In the conclusion to Walden, Thoreau makes a surprising critical move and compares the possible reception of his document to the criticisms of “the Walden ice.” The objections of individuals are spatially located, as people from the South critique the ice for its blue color as muddiness, and white ice as purer than Walden’s blue ice. The comparison of colors speaks to a discussion about ontological emplacement, where the white color of Cambridge ice is superior to the blue clarity of Walden ice. Thoreau thus provides a cultural critique of an imagined power hierarchy in his depiction of Southerners’ objections to the ice at Walden.
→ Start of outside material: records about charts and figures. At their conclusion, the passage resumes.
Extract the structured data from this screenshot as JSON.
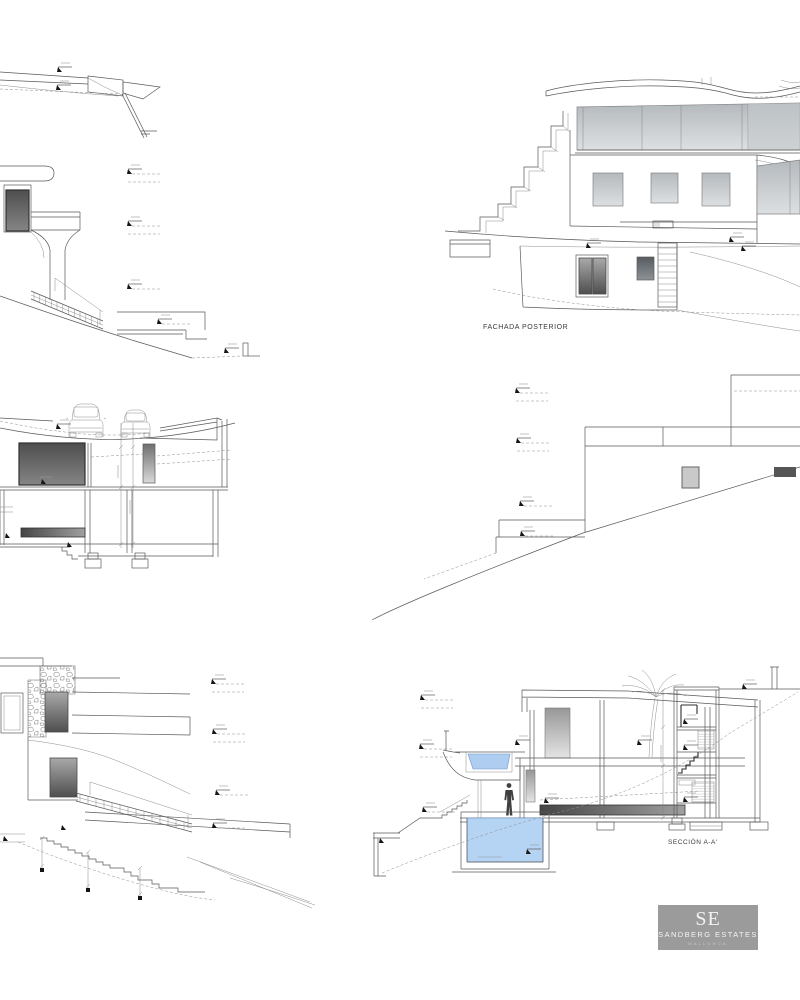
{
  "page": {
    "background_color": "#ffffff",
    "sheet_type": "architectural elevations and sections sheet"
  },
  "drawings": {
    "fachada_posterior": {
      "caption": "FACHADA POSTERIOR"
    },
    "seccion_aa": {
      "caption": "SECCIÓN A-A'"
    }
  },
  "logo": {
    "initials": "SE",
    "company": "SANDBERG ESTATES",
    "subtitle": "MALLORCA",
    "background_color": "#9b9b9b",
    "text_color": "#f3f3f3"
  },
  "colors": {
    "pool_water": "#aecdf1",
    "glass_gray": "#cdd2d6",
    "drawing_line": "#5a5a5a"
  }
}
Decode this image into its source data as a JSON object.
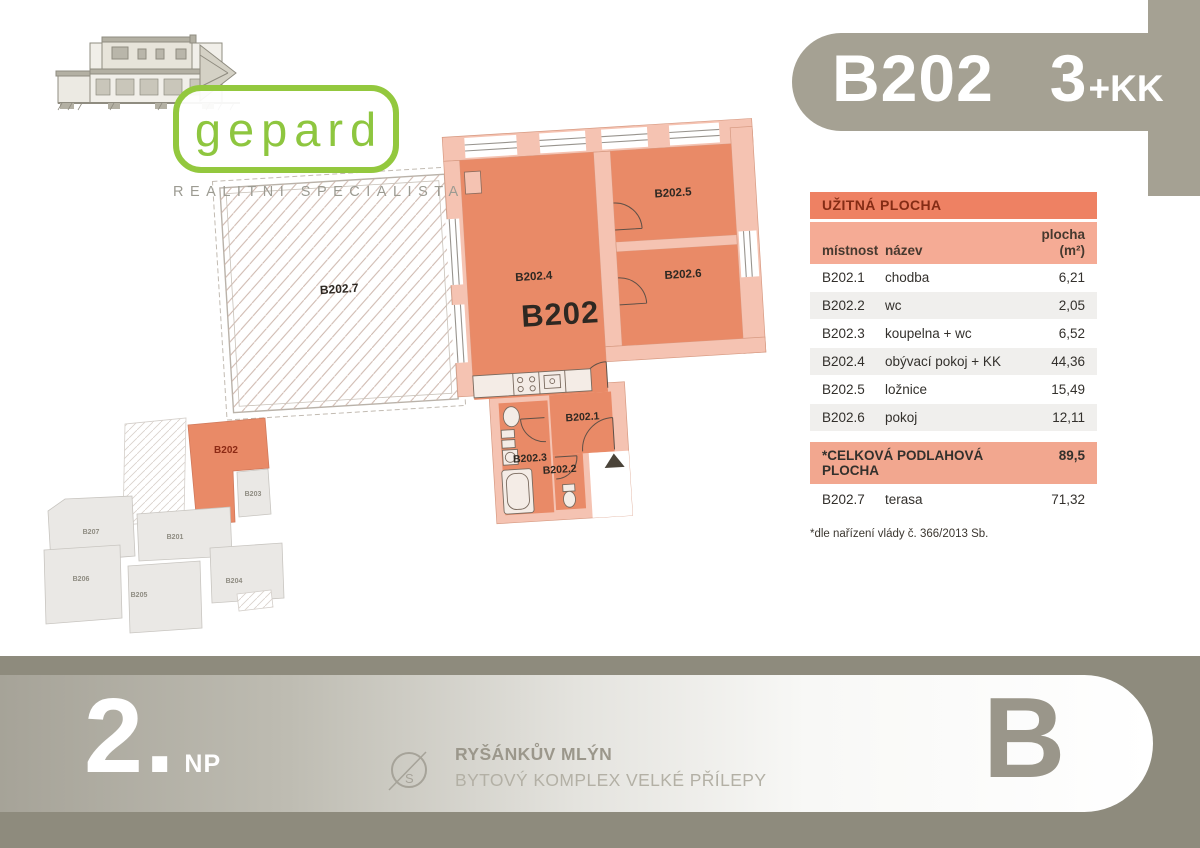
{
  "badge": {
    "unit": "B202",
    "rooms": "3",
    "kk_suffix": "+KK"
  },
  "logo": {
    "brand": "gepard",
    "tagline": "REALITNI SPECIALISTA"
  },
  "floorplan": {
    "main_label": "B202",
    "terrace_label": "B202.7",
    "room_labels": [
      "B202.4",
      "B202.5",
      "B202.6",
      "B202.1",
      "B202.3",
      "B202.2"
    ]
  },
  "table": {
    "title": "UŽITNÁ PLOCHA",
    "columns": {
      "room": "místnost",
      "name": "název",
      "area_line1": "plocha",
      "area_line2": "(m²)"
    },
    "rows": [
      {
        "room": "B202.1",
        "name": "chodba",
        "area": "6,21"
      },
      {
        "room": "B202.2",
        "name": "wc",
        "area": "2,05"
      },
      {
        "room": "B202.3",
        "name": "koupelna + wc",
        "area": "6,52"
      },
      {
        "room": "B202.4",
        "name": "obývací pokoj + KK",
        "area": "44,36"
      },
      {
        "room": "B202.5",
        "name": "ložnice",
        "area": "15,49"
      },
      {
        "room": "B202.6",
        "name": "pokoj",
        "area": "12,11"
      }
    ],
    "total": {
      "label": "*CELKOVÁ PODLAHOVÁ PLOCHA",
      "area": "89,5"
    },
    "terrace_row": {
      "room": "B202.7",
      "name": "terasa",
      "area": "71,32"
    },
    "footnote": "*dle nařízení vlády č. 366/2013 Sb."
  },
  "siteplan": {
    "highlight_label": "B202",
    "unit_labels": [
      "B203",
      "B207",
      "B201",
      "B206",
      "B205",
      "B204"
    ]
  },
  "footer": {
    "floor_number": "2.",
    "floor_suffix": "NP",
    "compass_letter": "S",
    "project_title": "RYŠÁNKŮV MLÝN",
    "project_subtitle": "BYTOVÝ KOMPLEX VELKÉ PŘÍLEPY",
    "block_letter": "B"
  },
  "colors": {
    "room_fill": "#e98a67",
    "wall_fill": "#f5c3b2",
    "badge_gray": "#a5a193",
    "brand_green": "#8ec63f",
    "table_header": "#ee8163"
  }
}
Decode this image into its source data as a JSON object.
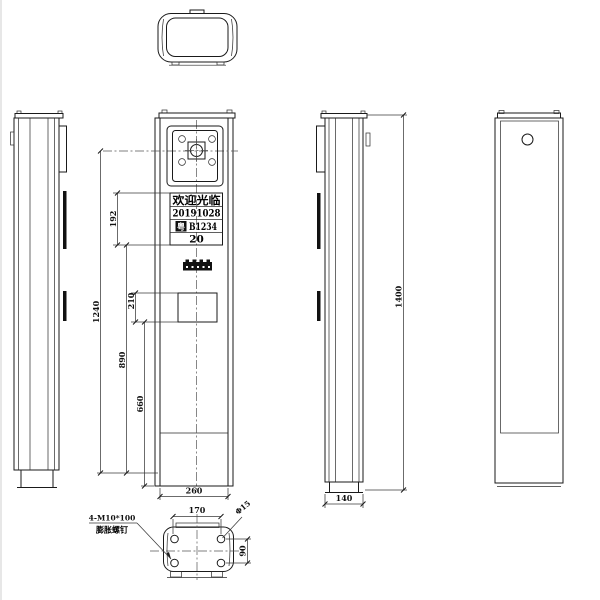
{
  "drawing": {
    "front_view": {
      "display": {
        "row1": "欢迎光临",
        "row2": "20191028",
        "plate_prefix": "粤",
        "plate_number": "B1234",
        "row4": "20"
      }
    },
    "dimensions": {
      "front_total_height": "1240",
      "display_height": "192",
      "lower_section_height": "890",
      "reader_window_height": "210",
      "base_section_height": "660",
      "front_width": "260",
      "side_depth": "140",
      "overall_height": "1400",
      "anchor_hole_pitch_width": "170",
      "anchor_hole_pitch_depth": "90",
      "anchor_hole_diameter": "Φ15"
    },
    "anchor_note": {
      "line1": "4-M10*100",
      "line2": "膨胀螺钉"
    },
    "colors": {
      "background": "#ffffff",
      "object_line": "#1a1a1a",
      "dimension_line": "#3a3a3a"
    }
  }
}
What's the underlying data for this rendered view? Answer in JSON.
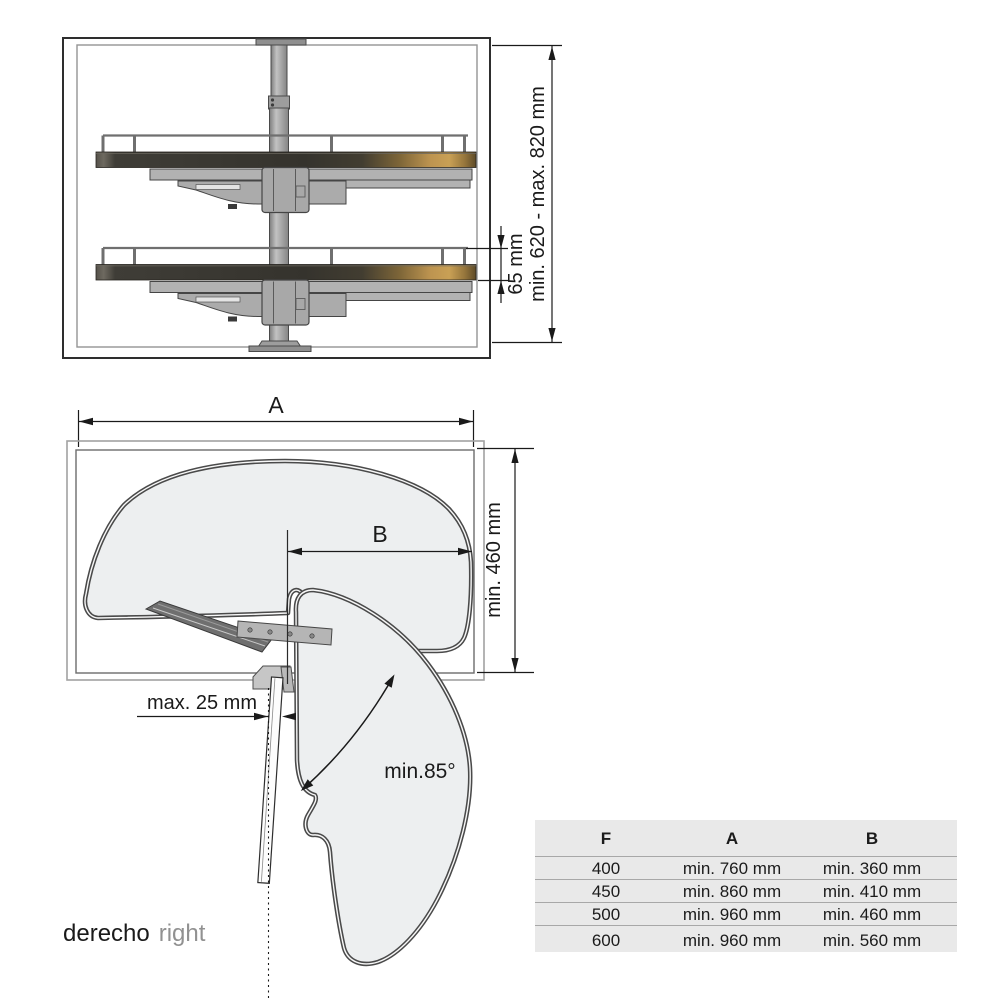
{
  "front_view": {
    "height_label": "min. 620 - max. 820 mm",
    "rail_label": "65 mm"
  },
  "plan_view": {
    "width_label": "A",
    "b_label": "B",
    "depth_label": "min. 460 mm",
    "door_gap_label": "max. 25 mm",
    "angle_label": "min.85°"
  },
  "footer": {
    "primary": "derecho",
    "secondary": "right"
  },
  "table": {
    "headers": [
      "F",
      "A",
      "B"
    ],
    "rows": [
      {
        "f": "400",
        "a": "min. 760 mm",
        "b": "min. 360 mm"
      },
      {
        "f": "450",
        "a": "min. 860 mm",
        "b": "min. 410 mm"
      },
      {
        "f": "500",
        "a": "min. 960 mm",
        "b": "min. 460 mm"
      },
      {
        "f": "600",
        "a": "min. 960 mm",
        "b": "min. 560 mm"
      }
    ]
  },
  "colors": {
    "line": "#1a1a1a",
    "shelf_wood_accent": "#c9a055",
    "tray_dark": "#38362f",
    "mechanism_gray": "#b0b0b0",
    "table_background": "#e9e9e9",
    "secondary_text": "#919191"
  }
}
His cultural critique expands to a view of Americans, in which there is the possibility that American intellectuals are “dwarfs,” or offensive and small, in comparison to Elizabethan and ancient historical counterparts. The term “dwarfs” also presents a mythological connotation, where Thoreau repudiates these comparisons by drawing attention to their mythological existence. The purpose of these comparisons creates boundaries from ice, where constructs, such as intellectual grandeur, are also mythologized. The phrase “A living dog is better than a dead weeds” portrays the plurality of weeds as a singular construct. Hence, the “living dog,” a subject with vibrancy in experience and emotions, is better than the compilation of mythological corpses. Thoreau then observes that the myth of purity is a mist, or small cloud of suspended droplets, inhabiting the earth; in this sense, it is the ‘azure beyond,” or a vibrant blue in a depthless cloudless sky, where he presupposes his temporal and spatial position. The maintenance of his subject position is articulated through the physical manifestation and mythological crystallization of ice in Walden. Thoreau sets boundaries and troubles these limitations through his deliberation of non-organic, particulate matter of ice.
Thoreau’s interactions with ice are points of suspending a moment in time, as well as acknowledging the realities of change. Crystallization is a process of organizing components in Thoreau’s mental and physical geography, which solidifies his subject position in his ecosystem. Ice records the lattice of Walden, and intertwining elements to collapse ontological boundaries of possibilities. This breakdown of boundaries demonstrates the gaps and intersections between points of solidification, or crystallization, in Thoreau’s poetic record of ice as ontological and physical apparatus.